Много добра, мало зла. Китайская проза конца ХХ – начала ХХI века - стр. 9
– Шеф, в управлении промышленности и торговли говорят, что такое название, как «развлекательная компания с ограниченной ответственностью “Лаобинчэн”[3]» для регистрации в сфере индустрии развлечений не подходит. Они надеются, что мы сможем изменить название.
– Ты, малышка Ду, опять насморк подхватила или вчера не выспалась. Послушать, что думает управление промышленности и торговли по этому поводу, так мы у себя в головном офисе ни на что новое не тянем. Съездим вот с тобой туда в отдел внутренней охраны, обеспечим их защиту, и все на этом. Ладно, с этим делом ты и сама управишься! И не надо спрашивать, что и как.
Не испрашивать указаний Ду Цзюаньхун не может, она и сама понимает, что я наверняка дам согласие. То, что она знает, это еще пустяки, ей все это уладить – раз плюнуть. Но указания, похоже, необходимы, потому что она привыкла испытывать после них уверенность в себе и радость, это особенность людей, работающих под чьим-то руководством. Лишь бы все сложилось без ущерба для интересов компании и я остался доволен. Вопрос вообще-то по части моего зама Хэ Жэньцзи, но пусть занимается, если хочет!
В спальню я вошел, так и не помывшись: с утра принял душ в гостинице в Гуанчжоу и после часового перелета не такой уж грязный. Забрался в кровать, с величайшим терпением обнял Наньлань, прижал к себе и больше не шелохнулся. Некоторым неймется, стоит им забраться в кровать, но я не из таких, хотя желание бурлило вовсю. Наньлань принялась легонько поглаживать мне грудь, ее маленькая нежная ручка походила на чистый, неторопливо бегущий в горах ручеек, и от этого кристально чистого потока во всем теле разливалась радость. Вода прозрачна и чиста, кажется, она овладела всем телом. Становится немного стыдно – и из-за того, что обладаешь этой водой, и от бесконечного возбуждения. Наньлань приникла головой к моей груди, словно пытающаяся спрятаться птичка.
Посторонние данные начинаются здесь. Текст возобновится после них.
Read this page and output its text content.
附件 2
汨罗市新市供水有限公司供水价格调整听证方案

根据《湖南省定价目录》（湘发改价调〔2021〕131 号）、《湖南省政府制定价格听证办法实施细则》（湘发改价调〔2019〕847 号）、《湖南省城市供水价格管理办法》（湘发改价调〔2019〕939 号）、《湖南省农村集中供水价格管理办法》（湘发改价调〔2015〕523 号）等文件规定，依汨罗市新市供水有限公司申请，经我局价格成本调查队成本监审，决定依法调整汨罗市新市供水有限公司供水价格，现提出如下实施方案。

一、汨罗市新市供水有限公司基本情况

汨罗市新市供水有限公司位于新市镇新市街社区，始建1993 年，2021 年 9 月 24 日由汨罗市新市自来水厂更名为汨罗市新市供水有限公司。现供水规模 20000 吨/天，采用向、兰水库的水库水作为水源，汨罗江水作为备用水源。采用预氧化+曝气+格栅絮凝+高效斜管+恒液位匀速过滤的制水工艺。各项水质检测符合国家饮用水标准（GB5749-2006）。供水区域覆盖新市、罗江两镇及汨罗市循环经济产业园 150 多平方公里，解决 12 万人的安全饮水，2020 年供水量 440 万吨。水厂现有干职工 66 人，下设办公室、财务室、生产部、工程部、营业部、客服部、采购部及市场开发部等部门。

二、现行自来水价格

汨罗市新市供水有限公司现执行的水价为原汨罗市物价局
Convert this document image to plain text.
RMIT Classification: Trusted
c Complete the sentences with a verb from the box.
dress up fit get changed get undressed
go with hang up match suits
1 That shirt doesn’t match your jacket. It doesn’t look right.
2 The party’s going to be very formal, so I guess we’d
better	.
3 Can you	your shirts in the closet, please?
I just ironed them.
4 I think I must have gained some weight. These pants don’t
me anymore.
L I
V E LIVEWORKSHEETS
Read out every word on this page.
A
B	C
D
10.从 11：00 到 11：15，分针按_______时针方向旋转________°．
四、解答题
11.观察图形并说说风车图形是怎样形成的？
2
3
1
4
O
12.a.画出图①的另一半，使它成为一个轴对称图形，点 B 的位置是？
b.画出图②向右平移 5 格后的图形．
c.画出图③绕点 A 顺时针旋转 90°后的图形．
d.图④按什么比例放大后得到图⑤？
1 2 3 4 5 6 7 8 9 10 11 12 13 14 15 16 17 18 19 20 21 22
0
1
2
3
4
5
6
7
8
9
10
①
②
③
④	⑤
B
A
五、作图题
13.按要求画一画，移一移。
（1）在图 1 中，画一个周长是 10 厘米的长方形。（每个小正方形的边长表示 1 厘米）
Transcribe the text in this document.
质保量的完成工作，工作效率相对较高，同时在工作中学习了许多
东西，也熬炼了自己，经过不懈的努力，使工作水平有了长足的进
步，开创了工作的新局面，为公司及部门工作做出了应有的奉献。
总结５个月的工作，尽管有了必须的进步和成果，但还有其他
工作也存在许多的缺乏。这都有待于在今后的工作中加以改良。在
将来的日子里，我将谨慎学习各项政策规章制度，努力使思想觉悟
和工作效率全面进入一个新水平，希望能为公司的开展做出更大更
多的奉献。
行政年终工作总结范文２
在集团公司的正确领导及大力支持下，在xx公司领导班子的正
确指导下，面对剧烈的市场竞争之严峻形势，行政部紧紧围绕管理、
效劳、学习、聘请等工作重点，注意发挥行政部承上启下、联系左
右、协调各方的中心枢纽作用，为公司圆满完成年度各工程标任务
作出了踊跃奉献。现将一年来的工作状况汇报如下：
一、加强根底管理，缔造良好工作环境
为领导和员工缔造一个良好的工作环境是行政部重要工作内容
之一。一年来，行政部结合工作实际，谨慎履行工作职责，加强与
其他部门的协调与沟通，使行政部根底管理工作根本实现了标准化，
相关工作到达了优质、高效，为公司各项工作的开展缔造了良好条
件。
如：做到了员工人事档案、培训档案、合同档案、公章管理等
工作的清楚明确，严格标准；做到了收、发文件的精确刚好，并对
На мои ласки она реагировала необузданно, как водопад, и, будь я даже утесом, нависающим над бездонной пропастью, она и то могла легко перевалить через меня, чтобы разлететься прекрасными белоснежными цветами. Распускались они безоглядно, каждый со своим характером, формой и даже дикостью. Потом все эти цветы, конечно, понемногу собирались в бледно-розовый румянец. После любви женское лицо всегда такое, но у этой милашки цветочки распускались не на всем лице, стремительно покрывались розоватостью лишь щеки. Словно много белого и мало красного на белокожем нежном личике, и эти два цвета прелестным образом отражаются один в другом не на бесценном свитке художника, а в моих объятиях. Именно по этой причине я уже много лет не завожу другую.